January 8, 2015
The United Church of Canada
3250 Bloor St. West
I write with deep concern for the world’s community as it reels following the religiously motivated attacks in Paris this week and as diverse groups respond with courage and a renewed commitment to ending acts of terrorism.
The prayer posted to the United Church’s web portal is one of the myriad responses and I appreciate that we chose to offer it in a timely manner. I question, however, the merit of such a response because it underscores one of the foundational beliefs that led to the horrific killing in Paris: the existence of a supernatural being whose purposes can be divined and which, once interpreted and without mercy, must be brought about within the human community in the name of that being.
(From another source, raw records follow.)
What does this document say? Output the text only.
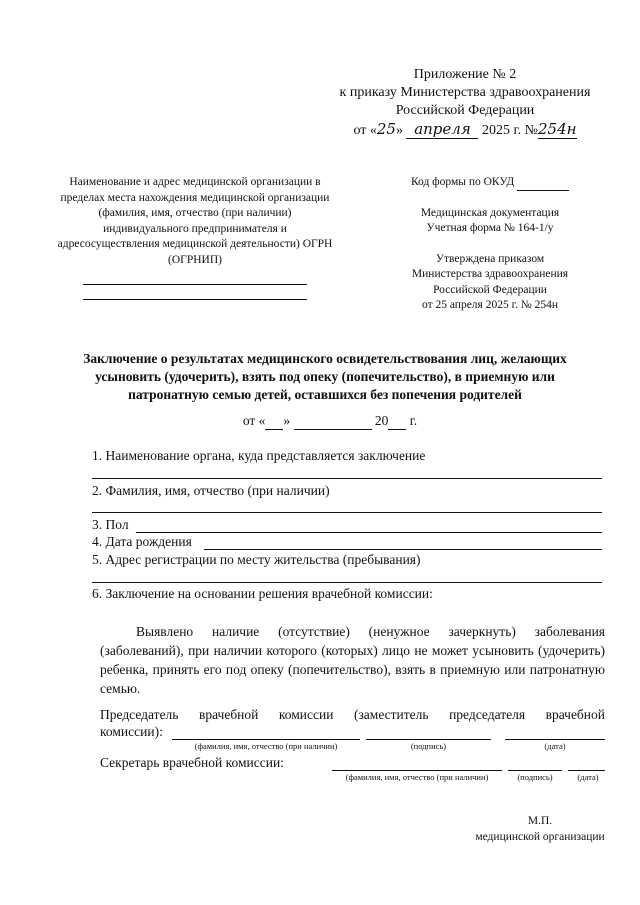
Приложение № 2
к приказу Министерства здравоохранения
Российской Федерации
от «25» апреля 2025 г. №254н
Наименование и адрес медицинской организации в пределах места нахождения медицинской организации (фамилия, имя, отчество (при наличии) индивидуального предпринимателя и адресосуществления медицинской деятельности) ОГРН (ОГРНИП)
Код формы по ОКУД
Медицинская документация
Учетная форма № 164-1/у
Утверждена приказом
Министерства здравоохранения
Российской Федерации
от 25 апреля 2025 г. № 254н
Заключение о результатах медицинского освидетельствования лиц, желающих усыновить (удочерить), взять под опеку (попечительство), в приемную или патронатную семью детей, оставшихся без попечения родителей
от « »	20 г.
1. Наименование органа, куда представляется заключение
2. Фамилия, имя, отчество (при наличии)
3. Пол
4. Дата рождения
5. Адрес регистрации по месту жительства (пребывания)
6. Заключение на основании решения врачебной комиссии:
Выявлено наличие (отсутствие) (ненужное зачеркнуть) заболевания (заболеваний), при наличии которого (которых) лицо не может усыновить (удочерить) ребенка, принять его под опеку (попечительство), взять в приемную или патронатную семью.
Председатель врачебной комиссии (заместитель председателя врачебной
комиссии):
(фамилия, имя, отчество (при наличии)	(подпись)	(дата)
Секретарь врачебной комиссии:
(фамилия, имя, отчество (при наличии)	(подпись)	(дата)
М.П.
медицинской организации
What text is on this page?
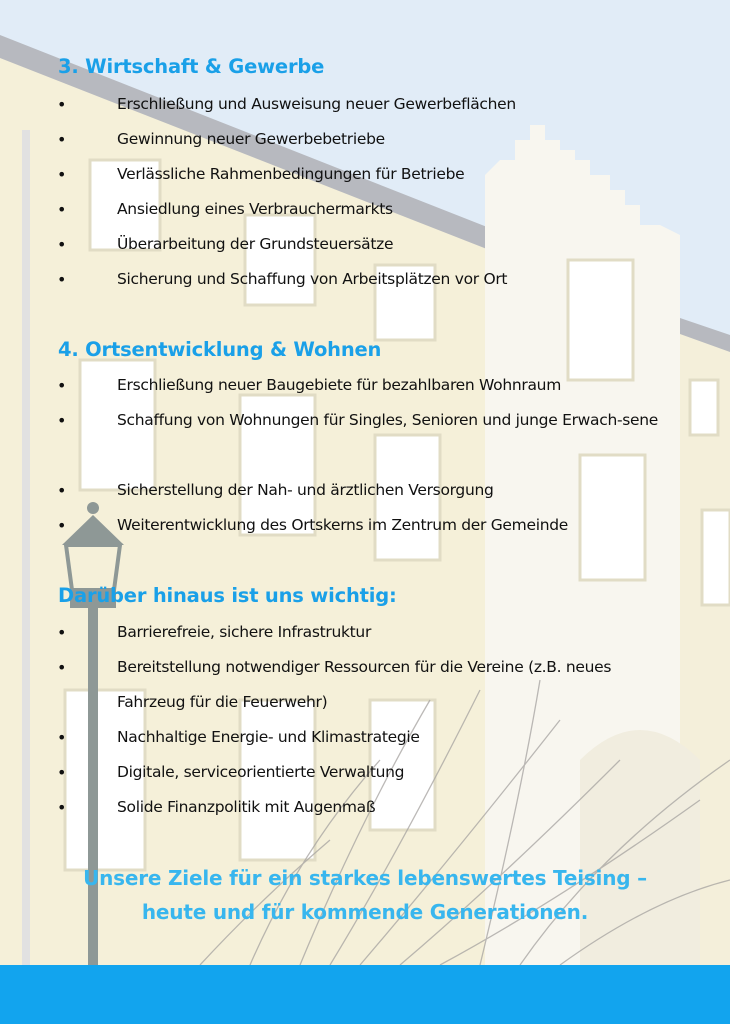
3. Wirtschaft & Gewerbe
•	Erschließung und Ausweisung neuer Gewerbeflächen
•	Gewinnung neuer Gewerbebetriebe
•	Verlässliche Rahmenbedingungen für Betriebe
•	Ansiedlung eines Verbrauchermarkts
•	Überarbeitung der Grundsteuersätze
•	Sicherung und Schaffung von Arbeitsplätzen vor Ort
4. Ortsentwicklung & Wohnen
•	Erschließung neuer Baugebiete für bezahlbaren Wohnraum
•	Schaffung von Wohnungen für Singles, Senioren und junge Erwach-sene
•	Sicherstellung der Nah- und ärztlichen Versorgung
•	Weiterentwicklung des Ortskerns im Zentrum der Gemeinde
Darüber hinaus ist uns wichtig:
•	Barrierefreie, sichere Infrastruktur
•	Bereitstellung notwendiger Ressourcen für die Vereine (z.B. neues Fahrzeug für die Feuerwehr)
•	Nachhaltige Energie- und Klimastrategie
•	Digitale, serviceorientierte Verwaltung
•	Solide Finanzpolitik mit Augenmaß

Unsere Ziele für ein starkes lebenswertes Teising –

heute und für kommende Generationen.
This belief has led to innumerable tragedies throughout the timeline of human history and will continue to do so until it fades from our ravaged memory. If we maintain that our moral framework is dependent upon that supernatural being, we allow others to make the same claim and must defend their right to do so even if their choices and acts are radically different from our own; we do not hold the right to parcel out divine authority only to those with whom we agree.
I urge you to lead our church toward freedom from such idolatrous belief. For decades, our denomination has pressed forward the edges of social, sexual, and environmental justice. Freedom from religion is no less urgent an issue. Individuals around the world face execution and imprisonment because of the beliefs they do or do not hold. It is essential that those religious organizations that have recognized and taught the human construction of religion speak the truths they have achieved with a clear and uncompromising voice. Ours is the denomination within the Christian church that can and must do so at this critical time.
Where it may once have seemed justifiable, ours is not a time in which personal religious beliefs can be welcomed into the public sphere; we can no longer claim that the impact of religion on political and social structures is purely beneficial. This truth is obvious in the shadow of Paris, Ottawa, and countless other tragedies. We must boldly stand with those who would clear the public sphere from the prejudices of religious belief even as we defend the rights of individuals to hold whatever beliefs allow them to sleep at night.
Now is the time to speak clearly and bravely. I appeal to your vision of and commitment to a future of peace within the human family and urge you to do everything in your power, even and especially those most difficult, to make it so.